やっぱりそれは私の知らない表情で、私の手の届かない所にある表情だった。
不意に、手が暖かいものに包まれた。
「お姉様? どうしたの?」
気が付くと、テーブルの上で私の右手が、フランの両手に包まれていた。どうやら、私は意識せず、フランの方へと手を伸ばしていたようだ。
「あー……」
どう言い訳をしようか。いつの間にか手を伸ばしていたことよりも、久しぶりに触れるフランの手が柔らかくて暖かいことに動揺している。そのせいで、全く考えが纏まらない。
「……フラン、放してくれるかしら」
結局言えたのは、言い訳でも何でもない逃げのような一言だった。
「ダメ。一週間は会えないんだから、今のうちにお姉様のぬくもりを補給しとかないと」
そう言うと、フランは両の手にぎゅっと力を込める。絶対に放すまい、と行動で訴える。
「自立したんじゃあなかったかしら?」
「うん、お姉様が言うにはそうらしいね。でも、お姉様を前にすると恋人としてじゃなくてもいいから甘えたいなぁ、って」
ふにゃり、と気の抜けたような笑みを浮かべる。その表情に胸が高鳴った気がしたけど、気のせいだ、と心の中で首を振る。
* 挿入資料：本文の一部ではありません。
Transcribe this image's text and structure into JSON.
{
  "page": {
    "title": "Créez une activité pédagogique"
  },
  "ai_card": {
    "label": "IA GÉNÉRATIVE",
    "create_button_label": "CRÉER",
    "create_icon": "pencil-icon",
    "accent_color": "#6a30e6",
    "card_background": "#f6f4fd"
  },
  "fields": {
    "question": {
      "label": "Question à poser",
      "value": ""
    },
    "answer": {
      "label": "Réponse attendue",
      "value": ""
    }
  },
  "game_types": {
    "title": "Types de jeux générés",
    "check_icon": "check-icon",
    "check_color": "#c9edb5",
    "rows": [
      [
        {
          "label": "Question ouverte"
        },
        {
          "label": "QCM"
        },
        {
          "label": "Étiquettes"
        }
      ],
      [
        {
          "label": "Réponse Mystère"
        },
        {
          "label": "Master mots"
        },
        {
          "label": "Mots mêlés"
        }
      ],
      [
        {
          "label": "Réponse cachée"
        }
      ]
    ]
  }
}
「……全く。まあ、いいわよ。数年間甘やかす相手がいなかったから、存分に甘やかしてあげるわ」
「やったっ。ありがと、お姉様」
そうしてフランが浮かべるのは心の底から嬉しそうな笑顔。
今、この子がどんな気持ちでいるのかはわからないけど、このくらいのことで満足するというのなら叶えてあげよう。
そう思いながら、私もフランの手をそっと包み込んであげるのだった。